According to Yad Vashem, the album was kept for many years in the United States in the home of a Jewish American soldier who served in Germany during World War II. After he passed away, his daughter, Ann Leifer, and her two daughters discovered the album while cleaning up his home.
“When I opened the album, I felt as if a hole had been burned through my hands,” said Elisheva Avital, the late Jewish soldier’s granddaughter.
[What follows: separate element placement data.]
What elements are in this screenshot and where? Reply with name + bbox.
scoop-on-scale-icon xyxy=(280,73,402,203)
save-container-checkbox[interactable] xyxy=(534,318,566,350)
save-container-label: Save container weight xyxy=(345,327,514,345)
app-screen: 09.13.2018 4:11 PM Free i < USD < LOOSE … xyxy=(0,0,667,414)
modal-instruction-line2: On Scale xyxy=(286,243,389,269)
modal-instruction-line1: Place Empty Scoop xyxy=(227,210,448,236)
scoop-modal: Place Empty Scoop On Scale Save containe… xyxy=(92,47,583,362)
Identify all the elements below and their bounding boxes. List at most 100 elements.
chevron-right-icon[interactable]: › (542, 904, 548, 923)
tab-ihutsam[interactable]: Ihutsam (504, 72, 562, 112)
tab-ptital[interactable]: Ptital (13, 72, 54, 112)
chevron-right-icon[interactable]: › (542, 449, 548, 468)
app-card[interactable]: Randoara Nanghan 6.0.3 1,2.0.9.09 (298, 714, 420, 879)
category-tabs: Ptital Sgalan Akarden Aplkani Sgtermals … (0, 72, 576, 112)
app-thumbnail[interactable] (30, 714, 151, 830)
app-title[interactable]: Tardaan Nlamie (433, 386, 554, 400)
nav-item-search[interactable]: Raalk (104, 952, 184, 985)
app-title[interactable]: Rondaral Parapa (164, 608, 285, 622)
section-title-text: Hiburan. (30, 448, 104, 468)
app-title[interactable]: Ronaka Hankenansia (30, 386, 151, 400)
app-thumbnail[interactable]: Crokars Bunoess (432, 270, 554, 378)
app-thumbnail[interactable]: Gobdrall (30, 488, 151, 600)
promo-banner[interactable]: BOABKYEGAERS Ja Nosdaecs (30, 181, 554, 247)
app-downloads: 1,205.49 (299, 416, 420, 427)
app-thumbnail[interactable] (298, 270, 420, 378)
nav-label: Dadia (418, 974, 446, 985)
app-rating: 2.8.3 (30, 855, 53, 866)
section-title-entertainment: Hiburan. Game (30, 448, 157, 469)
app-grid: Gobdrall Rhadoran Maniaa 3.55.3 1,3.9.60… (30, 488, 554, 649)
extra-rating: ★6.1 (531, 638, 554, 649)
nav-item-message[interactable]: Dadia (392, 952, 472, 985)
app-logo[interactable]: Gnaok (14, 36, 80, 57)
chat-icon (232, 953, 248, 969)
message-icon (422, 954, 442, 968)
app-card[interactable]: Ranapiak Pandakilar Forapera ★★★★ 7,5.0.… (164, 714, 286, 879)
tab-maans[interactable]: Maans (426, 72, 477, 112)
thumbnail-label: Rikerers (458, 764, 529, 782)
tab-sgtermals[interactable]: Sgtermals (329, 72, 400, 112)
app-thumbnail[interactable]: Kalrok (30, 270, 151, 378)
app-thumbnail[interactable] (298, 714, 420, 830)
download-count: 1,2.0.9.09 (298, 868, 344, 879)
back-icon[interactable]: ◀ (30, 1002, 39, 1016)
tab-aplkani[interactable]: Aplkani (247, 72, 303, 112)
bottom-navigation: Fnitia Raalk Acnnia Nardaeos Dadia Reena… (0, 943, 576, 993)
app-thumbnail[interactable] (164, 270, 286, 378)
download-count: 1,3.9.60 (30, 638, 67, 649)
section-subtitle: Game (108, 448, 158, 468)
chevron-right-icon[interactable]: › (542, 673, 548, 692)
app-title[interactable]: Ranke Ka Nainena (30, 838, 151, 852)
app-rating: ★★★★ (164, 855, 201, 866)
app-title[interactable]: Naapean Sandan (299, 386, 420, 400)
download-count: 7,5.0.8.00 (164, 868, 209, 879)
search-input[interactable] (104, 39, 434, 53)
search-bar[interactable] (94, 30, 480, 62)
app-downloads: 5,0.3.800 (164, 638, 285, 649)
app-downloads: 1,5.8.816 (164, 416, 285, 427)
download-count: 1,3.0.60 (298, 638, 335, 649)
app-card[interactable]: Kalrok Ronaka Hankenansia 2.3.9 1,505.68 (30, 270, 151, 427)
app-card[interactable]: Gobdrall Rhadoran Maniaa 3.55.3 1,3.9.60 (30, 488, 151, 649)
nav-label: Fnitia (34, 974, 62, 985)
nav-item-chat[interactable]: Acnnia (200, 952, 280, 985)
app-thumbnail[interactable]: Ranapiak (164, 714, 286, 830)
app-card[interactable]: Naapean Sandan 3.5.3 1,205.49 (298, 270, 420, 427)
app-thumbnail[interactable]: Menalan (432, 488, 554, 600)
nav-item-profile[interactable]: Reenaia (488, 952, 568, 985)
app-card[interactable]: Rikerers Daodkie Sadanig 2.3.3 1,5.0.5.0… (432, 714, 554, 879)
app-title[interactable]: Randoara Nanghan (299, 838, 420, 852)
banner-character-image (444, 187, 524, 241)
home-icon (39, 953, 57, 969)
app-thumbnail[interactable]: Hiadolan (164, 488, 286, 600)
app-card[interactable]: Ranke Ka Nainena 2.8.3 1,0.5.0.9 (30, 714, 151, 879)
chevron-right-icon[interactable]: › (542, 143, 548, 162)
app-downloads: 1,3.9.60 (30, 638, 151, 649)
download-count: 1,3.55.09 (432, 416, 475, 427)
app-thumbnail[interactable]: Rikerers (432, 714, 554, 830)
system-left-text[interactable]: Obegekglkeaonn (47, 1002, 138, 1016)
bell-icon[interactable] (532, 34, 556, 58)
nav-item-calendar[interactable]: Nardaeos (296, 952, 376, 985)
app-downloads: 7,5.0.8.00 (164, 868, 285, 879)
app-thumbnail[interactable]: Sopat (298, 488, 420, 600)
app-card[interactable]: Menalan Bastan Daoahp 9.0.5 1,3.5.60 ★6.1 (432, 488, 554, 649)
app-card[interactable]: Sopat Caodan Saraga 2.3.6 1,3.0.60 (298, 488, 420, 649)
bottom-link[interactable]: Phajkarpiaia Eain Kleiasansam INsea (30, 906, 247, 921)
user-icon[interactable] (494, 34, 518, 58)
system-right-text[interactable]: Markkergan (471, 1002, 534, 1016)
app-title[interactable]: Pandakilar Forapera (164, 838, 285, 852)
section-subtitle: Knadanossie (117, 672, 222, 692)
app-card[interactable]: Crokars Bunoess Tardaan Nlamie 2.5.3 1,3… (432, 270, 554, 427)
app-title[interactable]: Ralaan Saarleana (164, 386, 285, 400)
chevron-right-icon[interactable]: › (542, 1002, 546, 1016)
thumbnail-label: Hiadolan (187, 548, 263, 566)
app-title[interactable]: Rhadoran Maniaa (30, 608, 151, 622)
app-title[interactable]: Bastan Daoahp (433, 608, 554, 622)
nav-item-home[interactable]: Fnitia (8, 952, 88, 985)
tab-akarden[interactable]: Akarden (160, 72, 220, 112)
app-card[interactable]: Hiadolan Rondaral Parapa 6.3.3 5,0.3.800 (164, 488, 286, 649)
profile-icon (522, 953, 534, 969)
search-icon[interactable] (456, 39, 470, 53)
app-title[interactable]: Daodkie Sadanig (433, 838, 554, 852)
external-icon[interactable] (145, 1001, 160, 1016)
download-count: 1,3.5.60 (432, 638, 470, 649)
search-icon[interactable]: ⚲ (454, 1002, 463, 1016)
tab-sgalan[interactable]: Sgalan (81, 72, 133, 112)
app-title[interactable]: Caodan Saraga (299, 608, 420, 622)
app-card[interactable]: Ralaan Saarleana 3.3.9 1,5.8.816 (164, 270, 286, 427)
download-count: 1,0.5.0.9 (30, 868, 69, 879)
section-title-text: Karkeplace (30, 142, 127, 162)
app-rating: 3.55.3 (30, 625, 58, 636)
Jonathan Matthews, Head of the Photography Section of the Yad Vashem Archives, explained: “We can see from the extreme close-up nature of these photos that the photographers were an integral part of the event depicted. The angles and proximity to the perpetrators seem to indicate a clear goal, to document the events that took place. These are indeed rare photos that shed light on the November Pogrom events we did not have until today. We see SS men and SA actually carrying out the events – setting the fires, vandalizing homes and Jewish businesses, and humiliating the Jewish population. All this serves as further proof that this was dictated from above and was not a spontaneous event of an enraged public, as they tried to make these pogroms appear.”
Yad Vashem Chairman Dani Dayan said: “Seeing these images of humiliation of Jews, and the destruction of their homes, businesses, and even synagogues is extremely disturbing and difficult. But all these years later we must bear witness to the atrocities of the past. These photographs clearly show the true intention of the Nazis and the systematic and deliberate lengths they would go to accomplish their murderous agenda. These photographs constitute important documentary evidence of the atrocities that were inflicted on the Jews of Europe. These images and other documentation from the Holocaust must be preserved and kept at Yad Vashem forever. They will serve as everlasting witnesses long after the survivors are no longer here to bear testimony to their own experiences and will convey for generations to come to the individual stories and history of the Holocaust to everyone, in Israel and abroad.”